Ambitionierter Naturschutz allein reiche allerdings nicht aus. „Wir brauchen eine Transformation unserer Wirtschafts- und Finanzsysteme. Wir müssen unsere Produktion, unseren Konsum auf mehr Nachhaltigkeit umstellen", erklärt Köhncke. Die Wirtschaft nehme daher auch eine große Rolle zum Erhalt der Artenvielfalt ein. Deutschland ist als eine der führenden Wirtschaftsmächte laut Köhncke in der Verantwortung, auch ein Vorbild für andere Länder zu sein, etwa in der Energie- und Verkehrswende.


„Was vielen nicht klar ist: Unser eigener Wohlstand hängt von der Natur ab. Der Verlust der Artenvielfalt zählt zu den fünf größten Risiken für die globale Wirtschaft", so Köhncke. „Ein Weiter-so ist daher gar keine Option. Auf Dauer wird das Artensterben unseren eigenen Wohlstand gefährden."

Der Artenschutz sei eine gesamtgesellschaftliche Aufgabe. „Je mehr Menschen etwas unternehmen, desto mehr bewirkt man. Grundsätzlich kann jeder etwas für die Artenvielfalt tun", sagt Poloczek.

Statt Geranien und Stiefmütterchen könnten Berlinerinnen und Berliner einheimische Pflanzen, wie Wilder Salbei, Gundermann und Margeriten, pflanzen. Diese produzieren auch Nektar für Bienen. Im Garten soll man der Natur Raum lassen und schauen, was sich natürlicherweise entfaltet.
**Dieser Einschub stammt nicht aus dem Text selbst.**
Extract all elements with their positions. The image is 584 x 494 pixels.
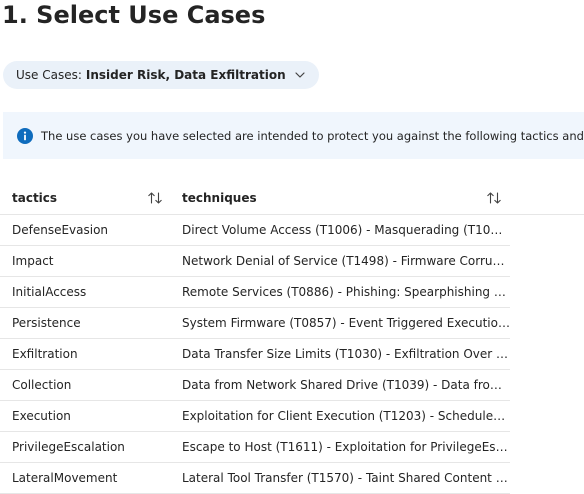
table-row[interactable]: LateralMovement Lateral Tool Transfer (T…: [0, 463, 510, 494]
filter-prefix-label: Use Cases:: [16, 68, 82, 82]
chevron-down-icon: [294, 69, 306, 81]
tactic-cell: Execution: [12, 409, 71, 423]
tactic-cell: Impact: [12, 254, 54, 268]
tactic-cell: DefenseEvasion: [12, 223, 109, 237]
column-header-techniques[interactable]: techniques: [182, 183, 257, 214]
techniques-cell: Exploitation for Client Execution (T1203…: [182, 409, 510, 423]
table-row[interactable]: DefenseEvasion Direct Volume Access (T10…: [0, 215, 510, 246]
table-row[interactable]: Collection Data from Network Shared Driv…: [0, 370, 510, 401]
techniques-cell: Network Denial of Service (T1498) - Firm…: [182, 254, 510, 268]
info-message-bar: The use cases you have selected are inte…: [3, 112, 584, 159]
techniques-cell: Remote Services (T0886) - Phishing: Spea…: [182, 285, 510, 299]
table-row[interactable]: Persistence System Firmware (T0857) - Ev…: [0, 308, 510, 339]
techniques-cell: Direct Volume Access (T1006) - Masquerad…: [182, 223, 510, 237]
techniques-cell: Data from Network Shared Drive (T1039) -…: [182, 378, 510, 392]
tactic-cell: Collection: [12, 378, 72, 392]
use-cases-filter-button[interactable]: Use Cases: Insider Risk, Data Exfiltrati…: [3, 61, 319, 89]
table-row[interactable]: InitialAccess Remote Services (T0886) - …: [0, 277, 510, 308]
column-header-tactics[interactable]: tactics: [12, 183, 57, 214]
sort-arrows-icon[interactable]: [486, 191, 502, 205]
techniques-cell: System Firmware (T0857) - Event Triggere…: [182, 316, 510, 330]
page-title: 1. Select Use Cases: [2, 1, 266, 29]
filter-value: Insider Risk, Data Exfiltration: [85, 68, 286, 82]
table-row[interactable]: Execution Exploitation for Client Execut…: [0, 401, 510, 432]
techniques-cell: Data Transfer Size Limits (T1030) - Exfi…: [182, 347, 510, 361]
tactic-cell: InitialAccess: [12, 285, 87, 299]
techniques-cell: Escape to Host (T1611) - Exploitation fo…: [182, 440, 510, 454]
table-header-row: tactics techniques: [0, 183, 584, 215]
table-row[interactable]: Exfiltration Data Transfer Size Limits (…: [0, 339, 510, 370]
sort-arrows-icon[interactable]: [147, 191, 163, 205]
info-message-text: The use cases you have selected are inte…: [41, 128, 584, 143]
tactic-cell: PrivilegeEscalation: [12, 440, 125, 454]
tactic-cell: Exfiltration: [12, 347, 78, 361]
table-row[interactable]: Impact Network Denial of Service (T1498)…: [0, 246, 510, 277]
tactic-cell: Persistence: [12, 316, 81, 330]
info-icon: [17, 127, 33, 144]
tactics-techniques-table: tactics techniques DefenseEvasion Direct…: [0, 183, 584, 494]
table-row[interactable]: PrivilegeEscalation Escape to Host (T161…: [0, 432, 510, 463]
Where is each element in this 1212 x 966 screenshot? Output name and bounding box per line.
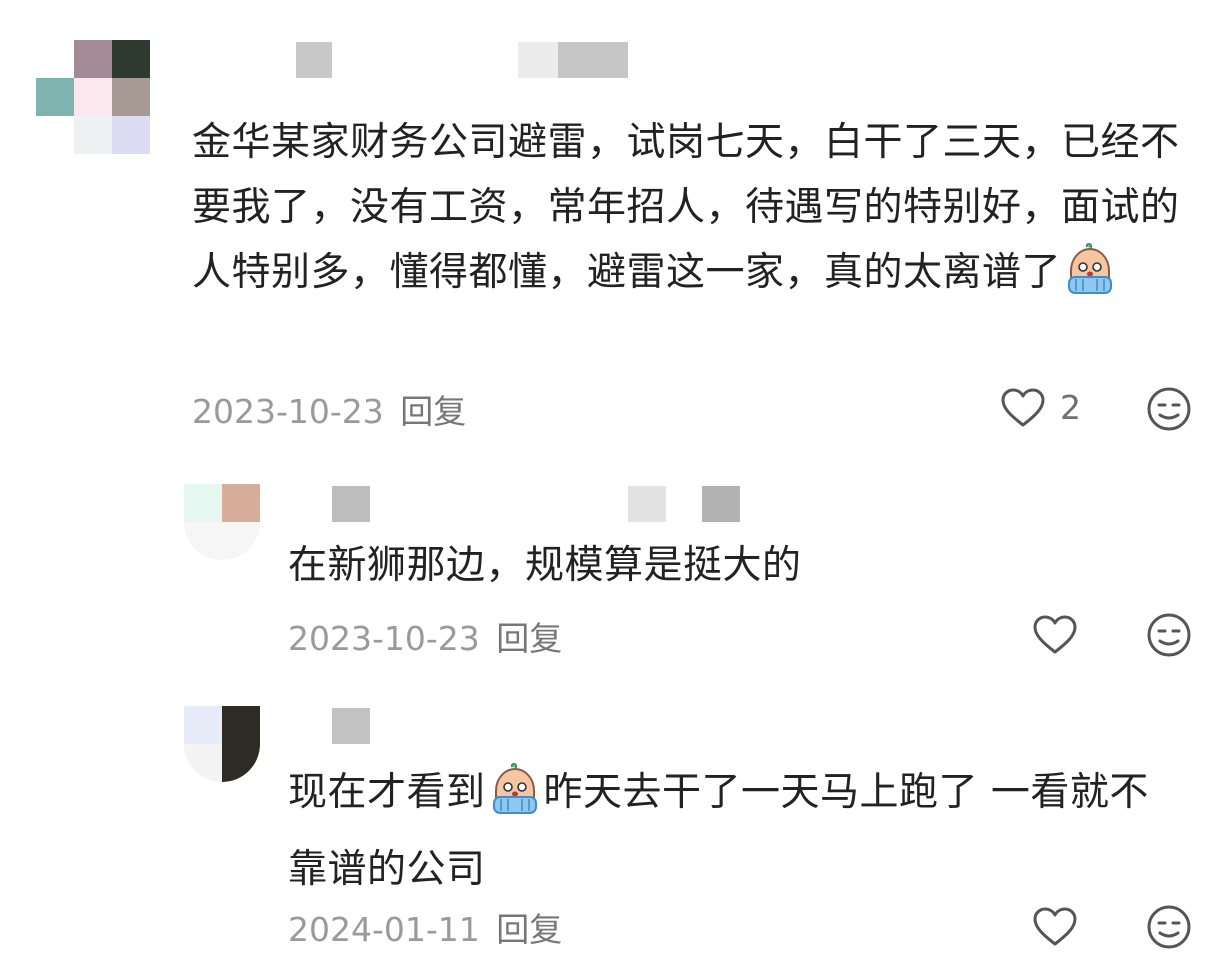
heart-outline-icon[interactable] <box>1032 907 1078 951</box>
comment-date: 2024-01-11 <box>288 910 480 949</box>
reply-button[interactable]: 回复 <box>496 910 562 949</box>
username-redacted[interactable] <box>558 42 628 78</box>
comment-text-part: 现在才看到 <box>288 770 486 815</box>
like-count: 2 <box>1060 388 1081 427</box>
reply-button[interactable]: 回复 <box>400 392 466 431</box>
comment-meta: 2023-10-23 回复 <box>288 612 562 660</box>
heart-outline-icon[interactable] <box>1032 615 1078 659</box>
comment-meta: 2024-01-11 回复 <box>288 903 562 951</box>
avatar[interactable] <box>184 706 260 782</box>
comment-text: 金华某家财务公司避雷，试岗七天，白干了三天，已经不要我了，没有工资，常年招人，待… <box>192 110 1184 317</box>
smiley-emoji-icon[interactable] <box>1146 904 1192 954</box>
smiley-emoji-icon[interactable] <box>1146 386 1192 436</box>
avatar[interactable] <box>184 484 260 560</box>
comment-text-part: 金华某家财务公司避雷，试岗七天，白干了三天，已经不要我了，没有工资，常年招人，待… <box>192 120 1180 295</box>
username-redacted[interactable] <box>702 486 740 522</box>
username-redacted[interactable] <box>332 486 370 522</box>
comment-text: 在新狮那边，规模算是挺大的 <box>288 533 1188 598</box>
comment-date: 2023-10-23 <box>288 619 480 658</box>
comment-meta: 2023-10-23 回复 <box>192 385 466 433</box>
avatar[interactable] <box>36 40 150 154</box>
reply-button[interactable]: 回复 <box>496 619 562 658</box>
username-redacted[interactable] <box>518 42 558 78</box>
heart-outline-icon[interactable] <box>1000 388 1046 432</box>
crying-emoji <box>1063 243 1117 317</box>
comment-text-part: 在新狮那边，规模算是挺大的 <box>288 543 802 588</box>
username-redacted[interactable] <box>332 708 370 744</box>
username-redacted[interactable] <box>628 486 666 522</box>
crying-emoji <box>488 763 542 837</box>
comment-date: 2023-10-23 <box>192 392 384 431</box>
comment-text: 现在才看到 昨天去干了一天马上跑了 一看就不靠谱的公司 <box>288 760 1188 902</box>
smiley-emoji-icon[interactable] <box>1146 612 1192 662</box>
username-redacted[interactable] <box>296 42 332 78</box>
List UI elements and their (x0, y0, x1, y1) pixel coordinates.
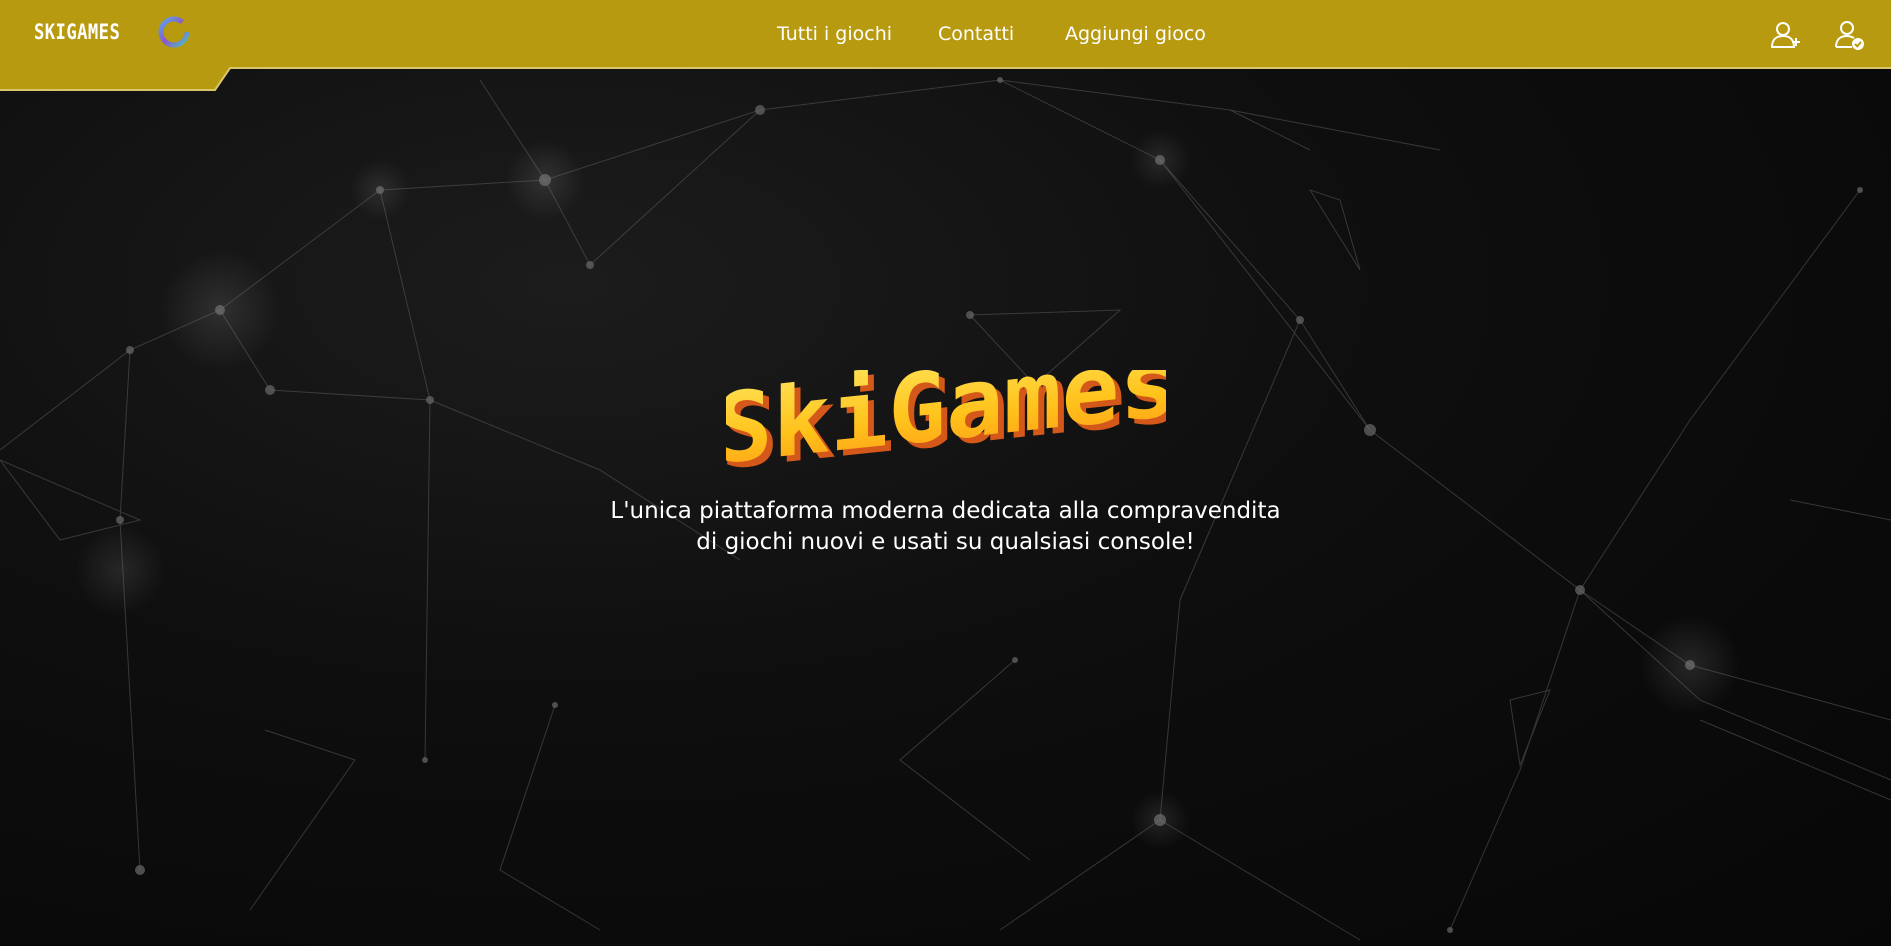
nav-link-tutti-i-giochi[interactable]: Tutti i giochi (777, 20, 938, 48)
account-actions (1769, 18, 1867, 52)
hero-title: SkiGames (726, 370, 1166, 486)
brand-link[interactable]: SKIGAMES (34, 14, 192, 50)
user-plus-icon[interactable] (1769, 18, 1803, 52)
user-check-icon[interactable] (1833, 18, 1867, 52)
hero-section: SkiGames SkiGames L'unica piattaforma mo… (0, 370, 1891, 558)
hero-tagline-line-2: di giochi nuovi e usati su qualsiasi con… (696, 529, 1195, 555)
hero-title-logo: SkiGames SkiGames (726, 370, 1166, 490)
hero-tagline-line-1: L'unica piattaforma moderna dedicata all… (610, 498, 1281, 524)
page: SKIGAMES Tutti i giochi Contatti Aggiung… (0, 0, 1891, 946)
hero-tagline: L'unica piattaforma moderna dedicata all… (596, 496, 1296, 558)
nav-link-aggiungi-gioco[interactable]: Aggiungi gioco (1065, 20, 1225, 48)
nav-link-contatti[interactable]: Contatti (938, 20, 1065, 48)
main-nav: Tutti i giochi Contatti Aggiungi gioco (777, 20, 1225, 48)
brand-name: SKIGAMES (34, 20, 121, 44)
navbar: SKIGAMES Tutti i giochi Contatti Aggiung… (0, 0, 1891, 92)
ring-logo-icon (156, 14, 192, 50)
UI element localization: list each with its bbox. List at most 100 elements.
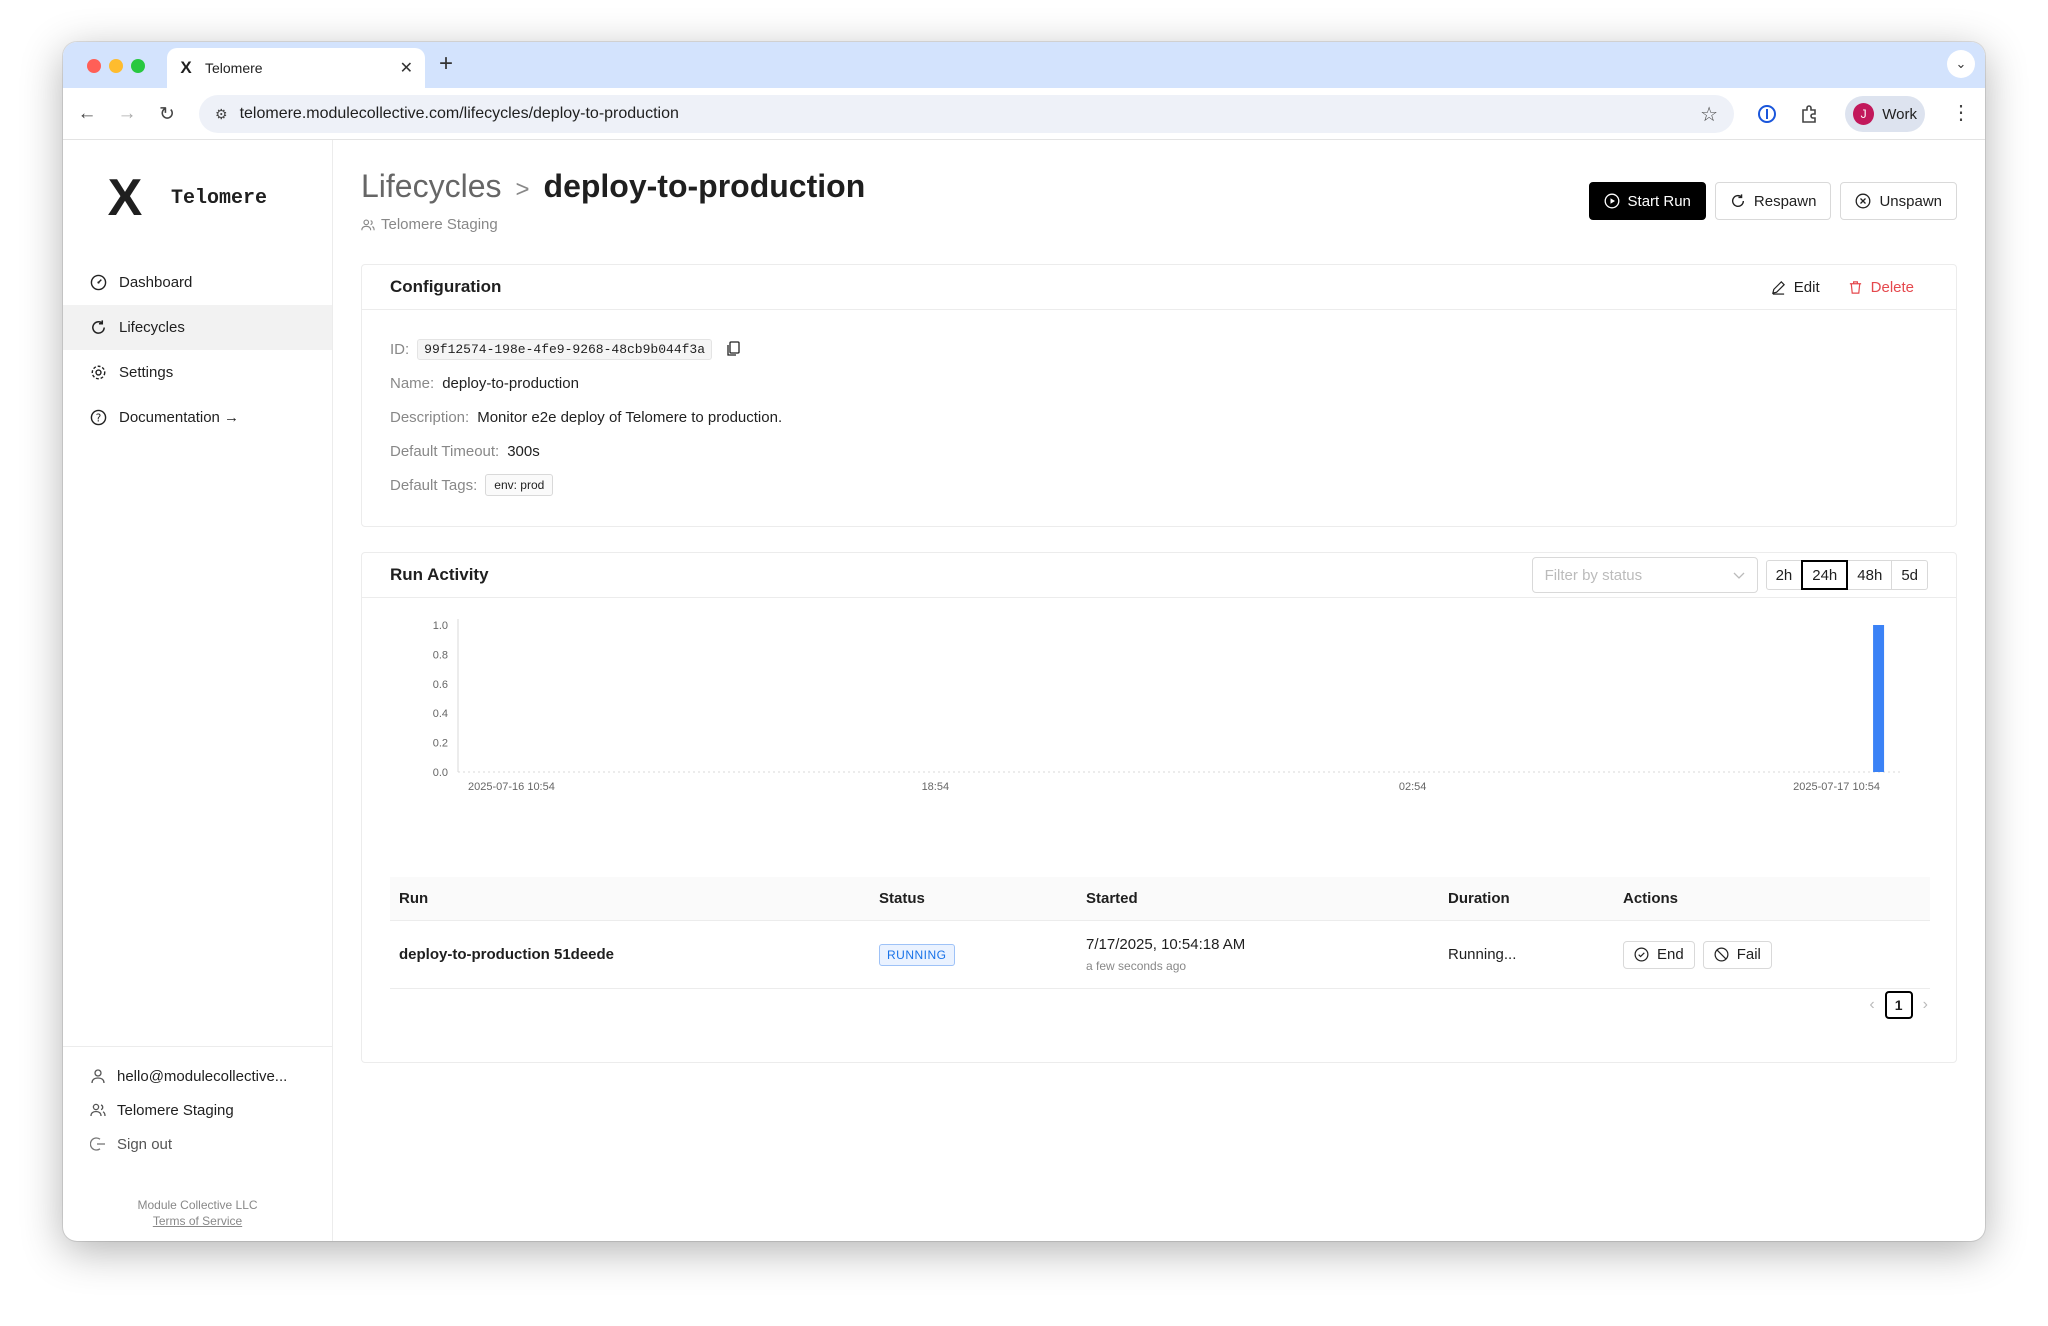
- run-status-cell: RUNNING: [871, 943, 1078, 966]
- password-manager-icon[interactable]: [1753, 100, 1781, 128]
- respawn-button[interactable]: Respawn: [1714, 182, 1832, 220]
- edit-button[interactable]: Edit: [1771, 279, 1820, 296]
- browser-menu-icon[interactable]: ⋮: [1951, 100, 1971, 125]
- sidebar: X Telomere Dashboard Lifecycles Settings…: [63, 140, 333, 1241]
- run-activity-card: Run Activity Filter by status 2h 24h 48h…: [361, 552, 1957, 1063]
- column-duration[interactable]: Duration: [1440, 890, 1615, 907]
- run-name[interactable]: deploy-to-production 51deede: [390, 946, 871, 963]
- sidebar-item-dashboard[interactable]: Dashboard: [63, 260, 332, 305]
- close-window-button[interactable]: [87, 59, 101, 73]
- reload-icon[interactable]: ↻: [153, 100, 181, 128]
- prev-page-chevron-icon[interactable]: ‹: [1869, 996, 1874, 1014]
- config-name-row: Name: deploy-to-production: [390, 366, 1928, 400]
- unspawn-button[interactable]: Unspawn: [1840, 182, 1957, 220]
- status-filter-select[interactable]: Filter by status: [1531, 557, 1758, 593]
- table-header: Run Status Started Duration Actions: [390, 877, 1930, 921]
- breadcrumb-separator-icon: >: [515, 176, 530, 203]
- y-tick-label: 0.8: [433, 649, 448, 661]
- tab-close-icon[interactable]: ✕: [400, 58, 413, 78]
- fail-run-button[interactable]: Fail: [1702, 940, 1772, 969]
- breadcrumb: Lifecycles > deploy-to-production: [361, 168, 865, 205]
- main-content: Lifecycles > deploy-to-production Telome…: [361, 140, 1957, 1241]
- range-2h[interactable]: 2h: [1765, 560, 1803, 590]
- legal-footer: Module Collective LLC Terms of Service: [63, 1197, 332, 1229]
- url-text[interactable]: telomere.modulecollective.com/lifecycles…: [240, 105, 1701, 123]
- status-badge: RUNNING: [879, 943, 955, 966]
- column-started[interactable]: Started: [1078, 890, 1440, 907]
- refresh-icon: [89, 319, 107, 337]
- tab-title: Telomere: [205, 60, 263, 76]
- lifecycle-id: 99f12574-198e-4fe9-9268-48cb9b044f3a: [417, 338, 713, 360]
- company-name: Module Collective LLC: [137, 1198, 258, 1212]
- fail-label: Fail: [1736, 946, 1761, 963]
- sidebar-item-label: Settings: [119, 364, 174, 381]
- run-duration: Running...: [1448, 946, 1517, 963]
- timeout-label: Default Timeout:: [390, 442, 500, 460]
- zoom-window-button[interactable]: [131, 59, 145, 73]
- configuration-title: Configuration: [390, 277, 502, 296]
- minimize-window-button[interactable]: [109, 59, 123, 73]
- address-bar[interactable]: ⚙ telomere.modulecollective.com/lifecycl…: [199, 95, 1734, 133]
- end-run-button[interactable]: End: [1623, 940, 1695, 969]
- x-tick-label: 18:54: [922, 781, 950, 793]
- delete-button[interactable]: Delete: [1848, 279, 1914, 296]
- sidebar-account: hello@modulecollective... Telomere Stagi…: [63, 1046, 332, 1161]
- sidebar-nav: Dashboard Lifecycles Settings ? Document…: [63, 260, 332, 440]
- brand-logo[interactable]: X Telomere: [105, 172, 267, 224]
- name-label: Name:: [390, 374, 435, 392]
- extensions-puzzle-icon[interactable]: [1795, 100, 1823, 128]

„Das Artensterben findet vor unserer eignen Haustür statt - das ist vielen nicht bewusst", sagt Poloczek. Sollte man seiner Meinung nach mehr über Pflanzen wie das Leberblümchen sprechen? „Es ist eine Strategie, dass wir beim Artenschutz eher über größere Tiere sprechen, anstatt über Pilze und Pflanzen", so Poloczek. Das habe einen entscheidenden Grund, erklärt der Naturschützer. Denn wenn man den Lebensraum eines bekannten Tieres, etwa des Luchses, schütze, dann sichere man gleichzeitig ihre Lebensräume und damit auch die anderen dort beheimateten Arten: Insekten, Pilze, Flechten - und das Leberblümchen.